Genetic investigation of the AMH and AMHR2 genes in canine Persistent Müllerian Duct Syndrome

Abstract

Persistent Müllerian duct syndrome (PMDS) is a sex-limited disorder in which male dogs develop portions of the female reproductive tract. Cryptorchidism and its sequelae of infertility and increased risk for testicular cancer are important consequences of PMDS. Anti-Müllerian hormone (AMH) and its receptor induce the regression of the Müllerian ducts in male embryos. The genetic basis for PMDS in Miniature Schnauzers (MS) is an autosomal recessive nonsense mutation in the AMH receptor gene, AMHR2. The objectives of this study were to determine the prevalence of the AMHR2 mutation in MS and whether it was responsible for PMDS in a Belgian Malinois. Such information is crucial to determining the value of genetic testing in MS and would aid development of a genetic test for the Belgian Malinois breed.
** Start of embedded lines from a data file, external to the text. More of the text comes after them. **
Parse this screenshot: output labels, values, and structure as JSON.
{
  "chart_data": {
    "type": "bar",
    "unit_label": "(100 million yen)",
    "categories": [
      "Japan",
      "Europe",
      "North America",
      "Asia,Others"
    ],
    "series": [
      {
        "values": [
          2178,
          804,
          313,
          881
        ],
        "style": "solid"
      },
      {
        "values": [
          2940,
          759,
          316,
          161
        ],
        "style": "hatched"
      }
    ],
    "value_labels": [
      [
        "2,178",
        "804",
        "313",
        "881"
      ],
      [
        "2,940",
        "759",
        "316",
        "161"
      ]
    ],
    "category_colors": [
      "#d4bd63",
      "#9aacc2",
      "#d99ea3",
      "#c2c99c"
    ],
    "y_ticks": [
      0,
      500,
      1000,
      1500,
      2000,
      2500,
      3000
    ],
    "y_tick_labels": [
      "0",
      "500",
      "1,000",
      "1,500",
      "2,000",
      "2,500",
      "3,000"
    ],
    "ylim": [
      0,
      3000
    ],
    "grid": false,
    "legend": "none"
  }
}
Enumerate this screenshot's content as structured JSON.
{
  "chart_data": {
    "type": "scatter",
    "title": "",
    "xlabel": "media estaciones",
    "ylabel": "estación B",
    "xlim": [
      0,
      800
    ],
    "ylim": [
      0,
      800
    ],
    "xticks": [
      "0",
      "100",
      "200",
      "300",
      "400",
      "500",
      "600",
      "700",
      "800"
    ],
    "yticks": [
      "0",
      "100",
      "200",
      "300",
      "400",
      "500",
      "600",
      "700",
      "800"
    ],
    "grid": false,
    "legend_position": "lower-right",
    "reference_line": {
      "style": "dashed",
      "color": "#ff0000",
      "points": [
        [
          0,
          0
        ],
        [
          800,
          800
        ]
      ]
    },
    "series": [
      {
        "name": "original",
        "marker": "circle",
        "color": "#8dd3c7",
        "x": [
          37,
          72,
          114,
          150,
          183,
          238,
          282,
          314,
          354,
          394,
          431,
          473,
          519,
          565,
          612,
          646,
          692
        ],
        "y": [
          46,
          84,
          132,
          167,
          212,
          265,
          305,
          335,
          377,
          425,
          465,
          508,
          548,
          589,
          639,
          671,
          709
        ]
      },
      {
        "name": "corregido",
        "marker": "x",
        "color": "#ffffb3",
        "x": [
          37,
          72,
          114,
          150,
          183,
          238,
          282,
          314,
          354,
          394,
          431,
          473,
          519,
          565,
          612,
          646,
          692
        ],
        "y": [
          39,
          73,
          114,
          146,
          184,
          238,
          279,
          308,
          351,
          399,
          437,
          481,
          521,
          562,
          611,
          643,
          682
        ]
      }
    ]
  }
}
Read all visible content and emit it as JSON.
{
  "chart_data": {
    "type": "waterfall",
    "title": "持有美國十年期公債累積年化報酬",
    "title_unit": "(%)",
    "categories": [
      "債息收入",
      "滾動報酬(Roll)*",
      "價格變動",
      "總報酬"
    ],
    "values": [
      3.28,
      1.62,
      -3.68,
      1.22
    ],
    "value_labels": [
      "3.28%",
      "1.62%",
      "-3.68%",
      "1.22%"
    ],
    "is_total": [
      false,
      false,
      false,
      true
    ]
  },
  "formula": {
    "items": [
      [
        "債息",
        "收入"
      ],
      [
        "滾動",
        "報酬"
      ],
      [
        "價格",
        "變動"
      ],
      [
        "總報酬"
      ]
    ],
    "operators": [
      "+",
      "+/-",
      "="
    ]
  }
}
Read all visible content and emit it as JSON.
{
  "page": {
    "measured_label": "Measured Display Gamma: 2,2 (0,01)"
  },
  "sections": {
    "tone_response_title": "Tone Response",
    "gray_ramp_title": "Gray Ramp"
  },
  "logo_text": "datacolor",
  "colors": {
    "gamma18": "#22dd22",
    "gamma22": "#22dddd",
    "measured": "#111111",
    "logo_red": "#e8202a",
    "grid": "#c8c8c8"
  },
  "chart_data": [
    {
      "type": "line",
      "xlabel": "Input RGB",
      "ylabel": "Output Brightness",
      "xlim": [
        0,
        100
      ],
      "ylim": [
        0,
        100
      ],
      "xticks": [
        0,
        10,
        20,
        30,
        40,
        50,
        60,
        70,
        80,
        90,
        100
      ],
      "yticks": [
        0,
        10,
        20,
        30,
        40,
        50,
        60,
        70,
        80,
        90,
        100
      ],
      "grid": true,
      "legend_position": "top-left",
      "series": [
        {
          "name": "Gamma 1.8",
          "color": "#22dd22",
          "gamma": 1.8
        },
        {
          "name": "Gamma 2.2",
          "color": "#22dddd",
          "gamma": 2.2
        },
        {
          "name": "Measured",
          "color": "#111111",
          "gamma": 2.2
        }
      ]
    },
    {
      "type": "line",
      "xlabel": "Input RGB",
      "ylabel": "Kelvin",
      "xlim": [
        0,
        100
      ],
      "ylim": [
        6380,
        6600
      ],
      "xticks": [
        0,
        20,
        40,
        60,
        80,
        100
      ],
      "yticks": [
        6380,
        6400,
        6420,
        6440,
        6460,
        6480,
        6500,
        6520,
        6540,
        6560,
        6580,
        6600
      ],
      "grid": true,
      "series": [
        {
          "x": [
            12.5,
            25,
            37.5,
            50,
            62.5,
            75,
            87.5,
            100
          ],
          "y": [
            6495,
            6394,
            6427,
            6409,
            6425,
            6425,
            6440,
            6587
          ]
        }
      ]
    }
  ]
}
Allele-specific primers were designed to genotype dogs for the AMHR2 mutation. Genomic DNA of 216 MS (containing one known male PMDS case) and 1 Belgian Malinois (a known male PMDS case) was tested. The MS cohort had a PMDS mutation allele frequency of 16% and a carrier genotypic frequency of 27%. Besides the known affected male MS dog, 1 male and 2 female MS dogs were homozygous for the mutation. These findings support a benefit to testing MS used for breeding for the AMHR2 mutation. The genetic basis for PMDS in the Belgian Malinois was not determined; no coding or splicing mutations were identified in AMH or AMHR2.